Griss wollte lange Zeit Lehrerin werden, und vielleicht steckt ja ein bisschen etwas von einer Lehrerin immer noch in ihr. Sie landete aber durch Zufälle auf der Handelsschule, dann auf der Handelsakademie, dann beim Fach „Jus“ an der Universität Graz. Ihre Lebensgeschichte hört sich an wie ein Weg des Aufstiegs, der wie selbstverständlich immer weiterführte, was vermutlich auch an der Offenheit lag, mit der sich Griss auf die Welt, wie sie nun einmal daherkommt, einließ. In den 1970er-Jahren zum Beispiel interessierte sich noch kaum jemand dafür, ins Ausland zu gehen. Griss aber wollte das unbedingt und bewarb sich als Einzige auf ein Stipendium für die USA, das sie an die renommierte „Harvard Law School“ brachte. Hier erlebte sie eine egalitäre Mentalität, die sie aus Österreich nicht kannte und die ihr das Vertrauen gab, mit eigener Leistung weiterkommen zu können: „Ich habe es selbst in der Hand. Wenn ich mich anstrenge, kann ich etwas erreichen.“ 

UNTERSTÜTZUNG FÜR DIE FAMILIE
Geheiratet hat Griss erst im Alter von 40 und hat die beiden Söhne, geboren 1985 und 1987, relativ spät bekommen.

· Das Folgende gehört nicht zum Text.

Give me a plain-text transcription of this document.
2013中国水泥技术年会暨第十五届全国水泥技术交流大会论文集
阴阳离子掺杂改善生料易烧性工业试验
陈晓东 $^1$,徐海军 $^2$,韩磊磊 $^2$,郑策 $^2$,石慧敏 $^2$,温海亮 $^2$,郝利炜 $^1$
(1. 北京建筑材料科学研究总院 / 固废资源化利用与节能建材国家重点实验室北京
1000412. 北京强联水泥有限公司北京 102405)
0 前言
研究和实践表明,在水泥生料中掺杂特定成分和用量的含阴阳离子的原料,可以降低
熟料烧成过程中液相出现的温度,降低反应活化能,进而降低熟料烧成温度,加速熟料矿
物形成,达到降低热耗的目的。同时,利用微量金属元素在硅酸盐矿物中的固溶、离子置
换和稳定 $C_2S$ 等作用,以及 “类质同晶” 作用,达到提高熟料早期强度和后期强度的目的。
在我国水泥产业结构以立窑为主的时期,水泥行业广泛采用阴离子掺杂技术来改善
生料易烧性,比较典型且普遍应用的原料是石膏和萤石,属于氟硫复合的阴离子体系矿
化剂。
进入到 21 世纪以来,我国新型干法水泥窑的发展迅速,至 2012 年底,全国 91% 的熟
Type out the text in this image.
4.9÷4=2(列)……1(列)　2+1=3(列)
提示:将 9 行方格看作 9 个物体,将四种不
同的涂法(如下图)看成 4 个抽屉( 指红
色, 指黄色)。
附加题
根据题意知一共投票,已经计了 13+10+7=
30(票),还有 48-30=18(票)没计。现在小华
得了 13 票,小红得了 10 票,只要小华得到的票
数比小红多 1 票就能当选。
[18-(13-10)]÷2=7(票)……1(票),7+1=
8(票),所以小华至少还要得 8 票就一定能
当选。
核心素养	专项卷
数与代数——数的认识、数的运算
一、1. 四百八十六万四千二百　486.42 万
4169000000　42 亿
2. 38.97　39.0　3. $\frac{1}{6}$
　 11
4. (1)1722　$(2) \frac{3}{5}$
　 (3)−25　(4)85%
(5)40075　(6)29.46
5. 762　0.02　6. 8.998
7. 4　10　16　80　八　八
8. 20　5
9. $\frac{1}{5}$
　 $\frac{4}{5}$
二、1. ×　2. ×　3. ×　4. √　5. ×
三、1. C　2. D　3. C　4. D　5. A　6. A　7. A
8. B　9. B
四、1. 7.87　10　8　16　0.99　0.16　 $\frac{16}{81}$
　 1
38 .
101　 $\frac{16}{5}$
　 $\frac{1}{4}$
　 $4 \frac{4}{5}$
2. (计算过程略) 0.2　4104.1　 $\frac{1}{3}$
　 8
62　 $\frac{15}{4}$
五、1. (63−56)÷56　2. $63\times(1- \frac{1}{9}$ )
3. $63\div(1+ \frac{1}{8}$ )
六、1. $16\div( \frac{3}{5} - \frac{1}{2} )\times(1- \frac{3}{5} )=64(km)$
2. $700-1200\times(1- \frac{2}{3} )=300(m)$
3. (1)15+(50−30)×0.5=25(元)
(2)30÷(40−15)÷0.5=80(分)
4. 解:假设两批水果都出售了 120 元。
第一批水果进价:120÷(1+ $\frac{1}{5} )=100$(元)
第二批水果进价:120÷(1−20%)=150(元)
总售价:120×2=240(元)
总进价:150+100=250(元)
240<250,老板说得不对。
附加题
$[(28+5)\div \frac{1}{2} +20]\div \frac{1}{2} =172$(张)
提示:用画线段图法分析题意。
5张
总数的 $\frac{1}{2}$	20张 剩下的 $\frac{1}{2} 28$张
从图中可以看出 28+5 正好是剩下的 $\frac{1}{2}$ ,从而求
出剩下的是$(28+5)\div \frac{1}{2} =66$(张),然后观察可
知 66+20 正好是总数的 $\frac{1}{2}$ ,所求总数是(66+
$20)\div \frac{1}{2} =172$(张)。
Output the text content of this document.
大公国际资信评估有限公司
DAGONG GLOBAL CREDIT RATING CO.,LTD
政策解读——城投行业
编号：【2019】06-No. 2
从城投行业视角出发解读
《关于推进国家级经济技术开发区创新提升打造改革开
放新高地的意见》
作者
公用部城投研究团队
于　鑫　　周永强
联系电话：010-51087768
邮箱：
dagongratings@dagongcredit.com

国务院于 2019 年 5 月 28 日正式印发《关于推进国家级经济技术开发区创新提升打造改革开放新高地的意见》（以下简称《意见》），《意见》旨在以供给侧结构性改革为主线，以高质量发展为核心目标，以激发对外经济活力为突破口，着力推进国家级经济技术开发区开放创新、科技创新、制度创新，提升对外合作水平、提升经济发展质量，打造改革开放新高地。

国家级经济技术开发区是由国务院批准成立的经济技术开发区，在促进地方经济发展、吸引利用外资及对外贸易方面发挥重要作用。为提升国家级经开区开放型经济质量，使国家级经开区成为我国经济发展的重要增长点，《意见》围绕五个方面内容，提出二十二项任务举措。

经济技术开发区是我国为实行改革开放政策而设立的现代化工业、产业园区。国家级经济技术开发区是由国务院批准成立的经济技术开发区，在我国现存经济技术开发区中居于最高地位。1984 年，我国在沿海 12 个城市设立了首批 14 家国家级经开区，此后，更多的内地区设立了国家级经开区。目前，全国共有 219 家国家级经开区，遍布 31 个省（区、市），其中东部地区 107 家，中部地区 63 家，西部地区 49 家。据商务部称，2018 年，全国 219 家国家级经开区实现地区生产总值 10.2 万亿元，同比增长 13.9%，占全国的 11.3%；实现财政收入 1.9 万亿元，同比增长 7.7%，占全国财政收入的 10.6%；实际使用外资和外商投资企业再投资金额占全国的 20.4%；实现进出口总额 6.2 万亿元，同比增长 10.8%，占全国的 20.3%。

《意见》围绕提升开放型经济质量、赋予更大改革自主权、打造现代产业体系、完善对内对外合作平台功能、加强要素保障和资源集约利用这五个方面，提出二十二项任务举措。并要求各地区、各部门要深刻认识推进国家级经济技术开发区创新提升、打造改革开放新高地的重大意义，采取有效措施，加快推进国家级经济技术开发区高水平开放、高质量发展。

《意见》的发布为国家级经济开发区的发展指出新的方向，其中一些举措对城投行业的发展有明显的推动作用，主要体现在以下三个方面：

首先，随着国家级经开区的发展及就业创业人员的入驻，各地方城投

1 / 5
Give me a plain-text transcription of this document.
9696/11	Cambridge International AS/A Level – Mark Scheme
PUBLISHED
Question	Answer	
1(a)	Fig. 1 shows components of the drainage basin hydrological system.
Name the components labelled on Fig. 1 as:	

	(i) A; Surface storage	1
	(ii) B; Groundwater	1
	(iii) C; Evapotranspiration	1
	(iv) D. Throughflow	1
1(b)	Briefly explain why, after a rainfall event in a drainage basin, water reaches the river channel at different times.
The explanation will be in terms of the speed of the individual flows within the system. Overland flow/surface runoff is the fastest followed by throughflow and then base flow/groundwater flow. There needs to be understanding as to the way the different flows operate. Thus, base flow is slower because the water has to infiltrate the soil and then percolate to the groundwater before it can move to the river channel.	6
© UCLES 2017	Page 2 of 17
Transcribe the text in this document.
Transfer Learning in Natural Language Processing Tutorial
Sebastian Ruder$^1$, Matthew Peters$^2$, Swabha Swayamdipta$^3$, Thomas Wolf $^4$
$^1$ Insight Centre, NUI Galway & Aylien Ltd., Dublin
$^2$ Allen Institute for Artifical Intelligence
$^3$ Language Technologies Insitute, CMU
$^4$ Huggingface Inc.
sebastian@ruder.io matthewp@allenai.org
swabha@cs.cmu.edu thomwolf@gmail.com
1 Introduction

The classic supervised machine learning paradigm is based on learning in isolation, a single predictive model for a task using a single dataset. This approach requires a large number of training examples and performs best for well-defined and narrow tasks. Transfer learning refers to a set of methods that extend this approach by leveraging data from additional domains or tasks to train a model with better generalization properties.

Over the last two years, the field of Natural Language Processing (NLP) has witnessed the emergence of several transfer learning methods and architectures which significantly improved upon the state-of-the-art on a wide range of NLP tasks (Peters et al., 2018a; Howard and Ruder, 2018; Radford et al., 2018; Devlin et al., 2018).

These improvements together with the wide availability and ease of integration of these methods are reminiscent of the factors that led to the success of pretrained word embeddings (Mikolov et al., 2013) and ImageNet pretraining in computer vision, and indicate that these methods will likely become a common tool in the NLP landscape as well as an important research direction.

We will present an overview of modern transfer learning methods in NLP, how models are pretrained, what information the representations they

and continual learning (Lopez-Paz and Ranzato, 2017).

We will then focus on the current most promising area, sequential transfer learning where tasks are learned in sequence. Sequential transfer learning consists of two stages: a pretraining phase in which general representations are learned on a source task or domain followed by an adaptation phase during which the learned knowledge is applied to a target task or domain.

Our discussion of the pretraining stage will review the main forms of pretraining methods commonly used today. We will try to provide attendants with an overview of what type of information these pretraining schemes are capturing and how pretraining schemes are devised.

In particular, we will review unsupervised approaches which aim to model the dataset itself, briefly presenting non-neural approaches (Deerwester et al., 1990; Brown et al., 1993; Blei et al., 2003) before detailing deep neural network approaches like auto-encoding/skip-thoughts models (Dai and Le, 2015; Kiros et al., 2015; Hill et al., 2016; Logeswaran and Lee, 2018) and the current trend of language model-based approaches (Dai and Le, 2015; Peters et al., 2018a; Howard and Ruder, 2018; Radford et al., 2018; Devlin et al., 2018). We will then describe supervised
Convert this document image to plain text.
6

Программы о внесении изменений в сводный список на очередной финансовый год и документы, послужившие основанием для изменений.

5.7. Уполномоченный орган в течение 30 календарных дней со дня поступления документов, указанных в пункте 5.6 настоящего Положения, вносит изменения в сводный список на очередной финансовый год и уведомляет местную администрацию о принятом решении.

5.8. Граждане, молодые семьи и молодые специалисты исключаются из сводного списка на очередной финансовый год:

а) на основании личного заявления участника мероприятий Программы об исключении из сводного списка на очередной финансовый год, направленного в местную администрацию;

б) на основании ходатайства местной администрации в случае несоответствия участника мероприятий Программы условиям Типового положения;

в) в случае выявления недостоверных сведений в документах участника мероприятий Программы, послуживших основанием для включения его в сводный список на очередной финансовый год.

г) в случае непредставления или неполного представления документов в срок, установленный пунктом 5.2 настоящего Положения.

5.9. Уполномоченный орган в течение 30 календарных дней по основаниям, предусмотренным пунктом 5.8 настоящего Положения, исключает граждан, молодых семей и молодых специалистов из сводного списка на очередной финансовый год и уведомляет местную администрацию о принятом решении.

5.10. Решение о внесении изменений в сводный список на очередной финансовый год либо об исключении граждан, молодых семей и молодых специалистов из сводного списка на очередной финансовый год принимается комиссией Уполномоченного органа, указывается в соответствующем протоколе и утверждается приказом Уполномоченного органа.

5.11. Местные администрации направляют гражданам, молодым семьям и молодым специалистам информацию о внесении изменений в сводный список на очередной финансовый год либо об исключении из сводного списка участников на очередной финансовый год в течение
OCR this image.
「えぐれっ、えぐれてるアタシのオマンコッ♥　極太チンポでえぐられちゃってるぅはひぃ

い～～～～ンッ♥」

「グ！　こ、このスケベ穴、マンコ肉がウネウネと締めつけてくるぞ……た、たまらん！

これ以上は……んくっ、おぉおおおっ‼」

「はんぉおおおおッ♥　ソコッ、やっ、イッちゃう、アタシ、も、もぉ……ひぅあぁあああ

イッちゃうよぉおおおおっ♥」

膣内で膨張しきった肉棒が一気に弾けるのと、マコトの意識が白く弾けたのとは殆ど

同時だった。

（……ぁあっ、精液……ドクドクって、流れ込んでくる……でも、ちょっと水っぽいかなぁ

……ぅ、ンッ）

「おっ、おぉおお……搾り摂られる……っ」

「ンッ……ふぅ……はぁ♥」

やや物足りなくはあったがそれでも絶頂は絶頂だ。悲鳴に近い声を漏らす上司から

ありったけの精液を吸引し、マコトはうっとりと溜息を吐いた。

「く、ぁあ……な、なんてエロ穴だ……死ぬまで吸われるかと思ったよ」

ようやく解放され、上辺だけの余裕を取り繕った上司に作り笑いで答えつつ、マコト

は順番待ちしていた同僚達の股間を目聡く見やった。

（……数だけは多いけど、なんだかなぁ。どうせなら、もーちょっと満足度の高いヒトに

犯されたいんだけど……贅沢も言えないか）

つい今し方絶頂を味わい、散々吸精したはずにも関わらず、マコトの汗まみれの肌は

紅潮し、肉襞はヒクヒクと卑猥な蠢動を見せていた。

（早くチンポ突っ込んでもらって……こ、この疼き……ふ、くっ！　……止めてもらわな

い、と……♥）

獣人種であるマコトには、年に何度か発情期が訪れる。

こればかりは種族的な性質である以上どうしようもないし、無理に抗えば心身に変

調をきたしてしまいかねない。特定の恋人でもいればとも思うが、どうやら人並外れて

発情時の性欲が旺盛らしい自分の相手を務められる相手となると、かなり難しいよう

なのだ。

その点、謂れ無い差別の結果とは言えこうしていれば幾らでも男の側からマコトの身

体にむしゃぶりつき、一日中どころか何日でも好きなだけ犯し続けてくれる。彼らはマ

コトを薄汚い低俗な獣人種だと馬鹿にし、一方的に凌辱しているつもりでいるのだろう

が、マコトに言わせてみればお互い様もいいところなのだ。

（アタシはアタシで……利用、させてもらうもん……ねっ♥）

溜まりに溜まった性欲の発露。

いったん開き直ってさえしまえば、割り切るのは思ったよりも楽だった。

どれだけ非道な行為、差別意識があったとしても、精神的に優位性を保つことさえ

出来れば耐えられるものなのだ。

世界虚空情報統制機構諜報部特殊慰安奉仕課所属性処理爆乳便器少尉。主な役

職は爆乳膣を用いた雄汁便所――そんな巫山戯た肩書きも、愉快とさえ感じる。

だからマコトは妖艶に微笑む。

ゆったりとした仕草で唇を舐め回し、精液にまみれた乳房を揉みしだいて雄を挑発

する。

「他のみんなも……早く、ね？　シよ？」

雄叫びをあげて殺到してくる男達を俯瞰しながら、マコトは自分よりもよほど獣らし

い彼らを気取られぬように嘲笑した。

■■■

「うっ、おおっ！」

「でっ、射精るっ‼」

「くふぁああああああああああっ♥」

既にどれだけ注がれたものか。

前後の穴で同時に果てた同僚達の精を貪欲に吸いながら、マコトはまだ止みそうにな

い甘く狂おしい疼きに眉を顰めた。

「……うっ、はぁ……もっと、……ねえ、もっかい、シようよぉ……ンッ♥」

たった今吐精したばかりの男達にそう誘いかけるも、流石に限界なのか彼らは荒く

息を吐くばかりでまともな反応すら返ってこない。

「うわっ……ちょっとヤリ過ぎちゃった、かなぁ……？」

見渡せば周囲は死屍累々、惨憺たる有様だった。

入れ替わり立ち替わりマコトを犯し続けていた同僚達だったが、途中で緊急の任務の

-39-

Ihr Mann, ein Grazer Rechtsanwalt, brachte schon drei Kinder aus erster Ehe mit in die Beziehung – und eine Haushälterin, die sozusagen zur Familie gehört. „Sie hat bei uns eine Lebensstellung“, sagt Griss und will nicht recht verstehen, warum manche es elitär und abgehoben finden, eine Haushälterin zu beschäftigen: „Ist es nicht besser, dass Menschen, die gut verdienen, für andere einen Arbeitsplatz schaffen? Ich verstehe nicht, was daran schlecht sein soll.“ Ohne die Hilfe der Haushälterin hätte sie die Doppelbelastung von Beruf und Familie jedenfalls nicht bewältigt. „Es war schon so hart genug. Es mag sein, dass manche Frauen das hinkriegen, aber ich hätte es ohne Hilfen nicht geschafft. “ Frauen brauchen Unterstützung für die Familie, darin ist Griss sehr klar, sie brauchen aber auch, und das wiederholt Griss dreimal: „Selbstvertrauen, Selbstvertrauen, Selbstvertrauen.“ Frauen sollten zu sich stehen und sagen: „Das bin ich, das kann ich“, und sich von niemandem dreinreden lassen.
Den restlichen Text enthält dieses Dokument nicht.